Kedelai dapat diolah menjadi berbagai macam makanan dan bahan, masing-masing menawarkan rasa dan tekstur yang unik. Beberapa produk kedelai yang paling umum meliputi:
- Susu Kedelai: Alternatif nabati yang populer untuk menggantikan susu, dibuat dengan merendam, menggiling, dan merebus kedelai, lalu menyaring campurannya.
- Kecap: Bumbu fermentasi gurih yang banyak digunakan dalam masakan Asia, terbuat dari kedelai, gandum, dan garam yang difermentasi.
- Tahu: Juga dikenal sebagai bean curd, tahu dibuat dengan mengentalkan susu kedelai dan menekan dadih yang dihasilkan menjadi balok padat. Ia dihargai karena kemampuannya menyerap rasa dan penggunaannya sebagai pengganti daging.
- Tempe: Produk fermentasi kedelai dengan tekstur padat dan rasa pedas, dibuat dengan memfermentasi kedelai matang dengan cetakan tertentu.
- Miso: Bumbu tradisional Jepang yang terbuat dari kedelai yang difermentasi, garam, dan budaya koji, digunakan untuk menambah kedalaman dan umami pada masakan.
- Edamame: Kedelai belum matang yang dipanen sebelum matang sempurna, biasanya dinikmati dengan dikukus atau direbus sebagai camilan atau hidangan pembuka.
Dalam lima dekade terakhir, produksi kedelai mengalami peningkatan drastis. Produksinya telah meningkat lebih dari 13 kali lipat, mencapai sekitar 350 juta ton setiap tahunnya. Sebagai gambaran, volume ini setara dengan berat gabungan sekitar 2,3 juta paus biru, hewan terbesar di Bumi.
Peningkatan produksi kedelai yang dramatis ini mencerminkan semakin pentingnya kedelai dalam pertanian global dan perannya dalam menyediakan pangan bagi populasi yang berkembang pesat. Peningkatan tersebut didorong oleh beberapa faktor, antara lain meningkatnya permintaan sumber protein nabati dan penggunaan kedelai dalam pakan ternak.

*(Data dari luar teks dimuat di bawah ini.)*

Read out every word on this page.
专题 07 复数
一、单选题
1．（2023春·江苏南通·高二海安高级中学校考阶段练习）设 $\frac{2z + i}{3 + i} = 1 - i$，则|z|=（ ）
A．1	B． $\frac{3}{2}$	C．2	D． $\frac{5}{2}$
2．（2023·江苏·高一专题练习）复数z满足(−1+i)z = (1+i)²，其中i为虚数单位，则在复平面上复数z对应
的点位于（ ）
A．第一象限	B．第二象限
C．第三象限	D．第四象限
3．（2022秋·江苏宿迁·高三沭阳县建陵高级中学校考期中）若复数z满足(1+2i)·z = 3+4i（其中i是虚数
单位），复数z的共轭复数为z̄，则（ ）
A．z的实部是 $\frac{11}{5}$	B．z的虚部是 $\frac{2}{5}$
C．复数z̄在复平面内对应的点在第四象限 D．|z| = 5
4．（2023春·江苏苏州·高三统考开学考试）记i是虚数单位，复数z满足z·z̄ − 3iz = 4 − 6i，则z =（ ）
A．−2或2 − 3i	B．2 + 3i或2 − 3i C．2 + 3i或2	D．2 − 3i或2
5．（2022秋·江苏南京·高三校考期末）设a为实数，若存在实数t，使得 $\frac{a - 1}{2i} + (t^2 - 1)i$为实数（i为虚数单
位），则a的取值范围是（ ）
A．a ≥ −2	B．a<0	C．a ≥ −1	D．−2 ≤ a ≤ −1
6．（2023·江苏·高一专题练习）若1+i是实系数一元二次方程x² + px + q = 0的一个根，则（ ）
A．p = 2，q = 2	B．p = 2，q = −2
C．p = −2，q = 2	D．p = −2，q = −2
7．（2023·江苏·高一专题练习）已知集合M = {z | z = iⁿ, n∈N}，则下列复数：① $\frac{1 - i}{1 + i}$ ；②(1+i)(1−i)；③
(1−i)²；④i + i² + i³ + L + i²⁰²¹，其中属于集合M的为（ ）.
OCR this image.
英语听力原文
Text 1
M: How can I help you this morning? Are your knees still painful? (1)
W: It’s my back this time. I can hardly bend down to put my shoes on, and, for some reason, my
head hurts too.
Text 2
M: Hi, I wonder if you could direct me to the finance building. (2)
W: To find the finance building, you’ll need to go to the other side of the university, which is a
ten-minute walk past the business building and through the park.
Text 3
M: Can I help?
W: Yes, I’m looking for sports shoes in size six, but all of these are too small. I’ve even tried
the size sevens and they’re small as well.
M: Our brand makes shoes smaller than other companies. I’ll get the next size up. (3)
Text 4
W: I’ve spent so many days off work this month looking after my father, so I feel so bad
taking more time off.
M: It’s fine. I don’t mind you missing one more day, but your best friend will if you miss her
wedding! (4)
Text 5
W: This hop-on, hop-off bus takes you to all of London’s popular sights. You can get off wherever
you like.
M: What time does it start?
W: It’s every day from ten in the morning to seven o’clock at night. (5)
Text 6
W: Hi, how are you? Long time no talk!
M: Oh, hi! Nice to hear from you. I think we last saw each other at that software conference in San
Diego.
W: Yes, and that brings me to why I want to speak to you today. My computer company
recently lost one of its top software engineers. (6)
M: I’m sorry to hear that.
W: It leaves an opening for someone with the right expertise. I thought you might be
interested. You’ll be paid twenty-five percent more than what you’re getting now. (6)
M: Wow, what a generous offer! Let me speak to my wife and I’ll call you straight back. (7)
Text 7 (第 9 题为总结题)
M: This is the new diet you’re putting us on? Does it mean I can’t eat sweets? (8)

Apakah kedelai buruk bagi lingkungan?
Brasil, yang merupakan rumah bagi ekosistem paling kritis dan terancam punah di dunia, telah menghadapi deforestasi parah selama beberapa dekade terakhir. Hutan hujan Amazon, lahan basah Pantanal, dan sabana Cerrado semuanya mengalami kehilangan habitat alami secara signifikan. Secara khusus, lebih dari 20% Amazon telah hancur, 25% Pantanal telah hilang, dan 50% Cerrado telah ditebangi. Deforestasi yang meluas ini mempunyai dampak yang serius, termasuk fakta yang memprihatinkan bahwa Amazon kini mengeluarkan lebih banyak karbon dioksida daripada yang diserapnya, sehingga memperburuk perubahan iklim global.
Meskipun produksi kedelai sering dikaitkan dengan permasalahan lingkungan, penting untuk memahami perannya dalam konteks deforestasi yang lebih luas. Kedelai sering dikaitkan dengan degradasi lingkungan karena penggunaannya dalam pakan ternak, namun kedelai bukanlah satu-satunya penyebab. Penyebab utama deforestasi di Brazil adalah perluasan lahan penggembalaan untuk ternak yang dipelihara untuk diambil dagingnya.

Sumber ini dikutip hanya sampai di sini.